Magda raised her brows. Now that he was finally willing to talk, she wanted more than just this abstruse explanation and hoped she wasn’t going to have to pry every sentence out of him.
He sighed. “Everything man needed to know was within his grasp thousands of years ago.” Lonan pulled a three-legged stool from along the wall and eased himself onto it. “The nature of time, astronomy, mathematics, these are things that were mastered millennia ago. The Indus Valley civilization, the ancient Babylonians, Hittites, Mayans, Persians. Magda, you have studied these peoples, their symbology.
“Despite the rigid exterior you present to the world”—he smiled fondly—“you are raw to it. Art is the soul of the universe, and your study has opened you to its ebbs and flows. This is why I think the portrait pulled you through.

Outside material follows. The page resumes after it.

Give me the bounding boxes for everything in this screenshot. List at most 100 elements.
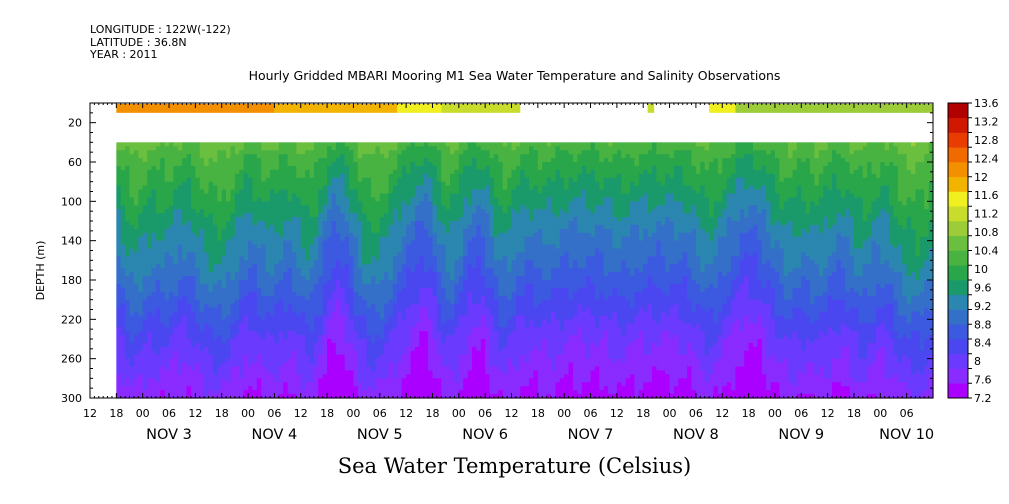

“No,” he said firmly, in answer to her silent question, “I did not pick you, Magda. I merely etched symbols on a canvas, then painted the image of our James.”
“Why him?”
“Aside from the fact that we share a common enemy?” he asked, a devilish light in his eyes. “A monk I might be, but I’ve not forgotten the battles of my youth. My uncle, though a man of God, was ever a man of his clan. And we Gordons harbor no love for the Campbells, this brute in particular.”
“But why choose to paint James,” she pressed, “and not the king, or some other clan chief?”
“I am surprised that you need ask that, child.” Lonan tilted his head knowingly. “You of all people recognize the heroism and charisma that is the marquis. But I will spell it plain for you. Few truly great men have walked this earth. Sometimes the Fates need a nudge, to lend these men aid, to empower them.”
“But for what?”
“For some later, greater purpose,” he answered mysteriously. “You see, child, our James has this capacity for greatness, for great success. But there is also the possibility of great sacrifice. And it’s upon this latter path James finds himself, marching inexorably toward tragedy. That is, until you crossed it. The moment you laid eyes on his portrait, history came to a crossroads and the universe near vibrated with it.”
“But I lived hundreds of years after his death.”
“I told you, child. Time is not some fugitive, racing in a straight line ever forward, discrete moments never to be experienced again. Think of time as a circle. It merely is, and you, Magda, you found yourself at the center point of that circle.”